Originally posted in MedPage Today
by Kristina Fiore, MedPage Today Staff Writer
Medical students are frequently stuck by needles, and few report their accidents, researchers say.
In a survey, about 60% of surgery residents reported being stuck with a needle while they were in medical school, Martin A. Makary, MD, MPH, of Johns Hopkins, and colleagues reported in the December issue of Academic Medicine.
“Needlestick injuries during medical school among students who go on to surgery residencies are highly prevalent and likely are under-reported,” the researchers wrote.
They noted that medical students have underdeveloped surgical skills and are at a high risk of needlestick injuries that can result in chronic infection, social stigma, long-term disability, and psychological stress.
Among all U.S. healthcare workers, researchers estimate about 600,000 to 800,000 needlestick and other percutaneous injuries are reported each year, and there’s evidence of “vast under-reporting.”
However, rates of such injuries have not been assessed among medical students.
So in January 2003, the researchers surveyed recent medical school graduates who had been enrolled in a surgery residency at one of 17 medical centers in the U.S.
A total of 699 responded, for a 95% response rate.
Among those, 83% reported sustaining a needlestick injury at some point during their surgical training, and 59% reported having been stuck as a medical school student.
For those who had the needlestick injury in medical school, their median number of injuries was two.
Young physicians who had been stuck in medical school were also more likely to be stuck during residency than those who hadn’t been stuck as medical students (OR 2.57, 95% CI 1.84 to 3.58).
They also had a 2.51-fold increased risk of needlestick injury involving a high-risk patient — one with a history of intravenous drug use or infection with HIV, HBV, or HCV (95% CI 1.73 to 3.65).
Most needlestick injuries that occurred during medical school were self-inflicted (72%), involved a solid-bore needle (78%), occurred in the operating room (67%), or occurred when the respondent felt rushed (57%), the researchers said.
The investigators found that 89 residents (21% of those who had been stuck) sustained their most recent needlestick injury during medical school. Among them, 47% did not report their injury to an employee health office.
The most common reason for not doing so was the amount of time involved in making a report (31%), Makary said.
However, a greater proportion of injuries involving high-risk patients — 92% — were reported.
In univariate logistic regression analyses, medical students were 12.5 times less likely to report a needlestick injury if it involved a low-risk patient (95% CI 1.54 to 101.84) and 21.5 times less likely to do so if no one else knew of the injury (95% CI 5.75 to 80.89).
“Prompt reporting of all needlestick injuries, not just those involving high-risk patients, is critical to ensuring proper medical prophylaxis, counseling, and legal precautions,” the researchers said.
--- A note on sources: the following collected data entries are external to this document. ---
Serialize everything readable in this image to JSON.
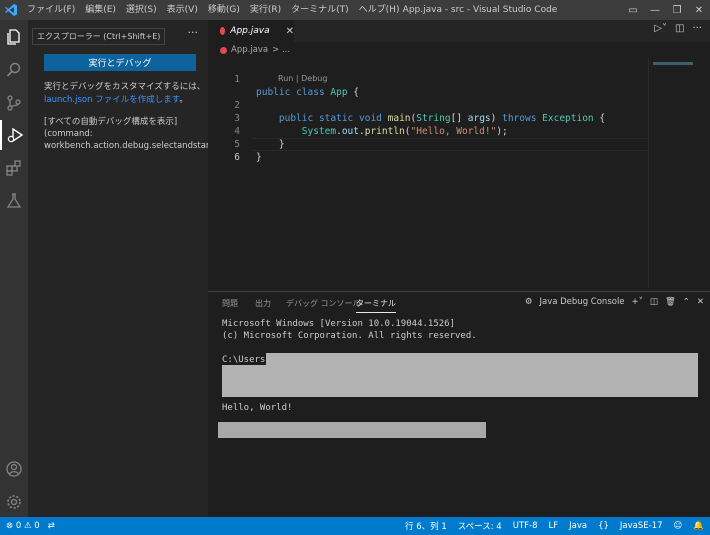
{
  "titlebar": {
    "logo": "VS",
    "menu": [
      "ファイル(F)",
      "編集(E)",
      "選択(S)",
      "表示(V)",
      "移動(G)",
      "実行(R)",
      "ターミナル(T)",
      "ヘルプ(H)"
    ],
    "title": "App.java - src - Visual Studio Code"
  },
  "sidebar": {
    "tooltip": "エクスプローラー (Ctrl+Shift+E)",
    "more": "···",
    "run_button": "実行とデバッグ",
    "text1": "実行とデバッグをカスタマイズするには、",
    "link_file": "launch.json",
    "link_action": "ファイルを作成します",
    "text_end": "。",
    "text2": "[すべての自動デバッグ構成を表示]",
    "text3": "(command:",
    "text4": "workbench.action.debug.selectandstart)。"
  },
  "editor": {
    "tab_name": "App.java",
    "breadcrumb_file": "App.java",
    "breadcrumb_rest": "> ...",
    "codelens": "Run | Debug",
    "line_numbers": [
      "1",
      "2",
      "3",
      "4",
      "5",
      "6"
    ]
  },
  "panel": {
    "tabs": [
      "問題",
      "出力",
      "デバッグ コンソール",
      "ターミナル"
    ],
    "console_label": "Java Debug Console",
    "terminal_lines": [
      "Microsoft Windows [Version 10.0.19044.1526]",
      "(c) Microsoft Corporation. All rights reserved.",
      "",
      "C:\\Users",
      "",
      "",
      "",
      "Hello, World!"
    ]
  },
  "statusbar": {
    "errors": "0",
    "warnings": "0",
    "position": "行 6、列 1",
    "spaces": "スペース: 4",
    "encoding": "UTF-8",
    "eol": "LF",
    "language": "Java",
    "jdk": "JavaSE-17"
  }
}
Makary said medical schools don’t do enough to protect their students from such injuries, and hospitals don’t do enough to make medical school safe.
“We, as a medical community, are putting our least skilled people on the front lines in the most high-risk situations,” Makary said in a release. “Most trainees are still forced to learn to sew and stitch on patients, which puts both providers and patients at risk.”
He said strategies for improving reporting systems and creating a culture of reporting should be implemented by medical centers.
“Hospitals are not creating a culture of speaking up,” he said.
They wrote that possible causes of needlestick injuries are inferior manual dexterity and carelessness. They could also be attributed to varying levels of skills training at medical schools, or to psychological attributes of the respondent, such as confidence and efficacy.
Hospitals and educators should increase the education about needlestick reporting measures as well as the use of simulators for safe and controlled learning to master proper handling of needles, the researchers said. Double-gloving can also prevent risk of blood contamination.
Makary and colleagues also recommend “sharpless” surgery, which includes using nonsharp alternatives such as electrocautery cutting frequencies instead of a knife and applying skin glue rather than using suture closure.
“Medical centers should do more to implement novel prevention strategies and improved reporting systems for medical students,” they said.
The researchers said the study’s findings may not generalize to other specialities because surgery residents are more likely to have handled needles in medical school. They said the study was also limited by self-reporting.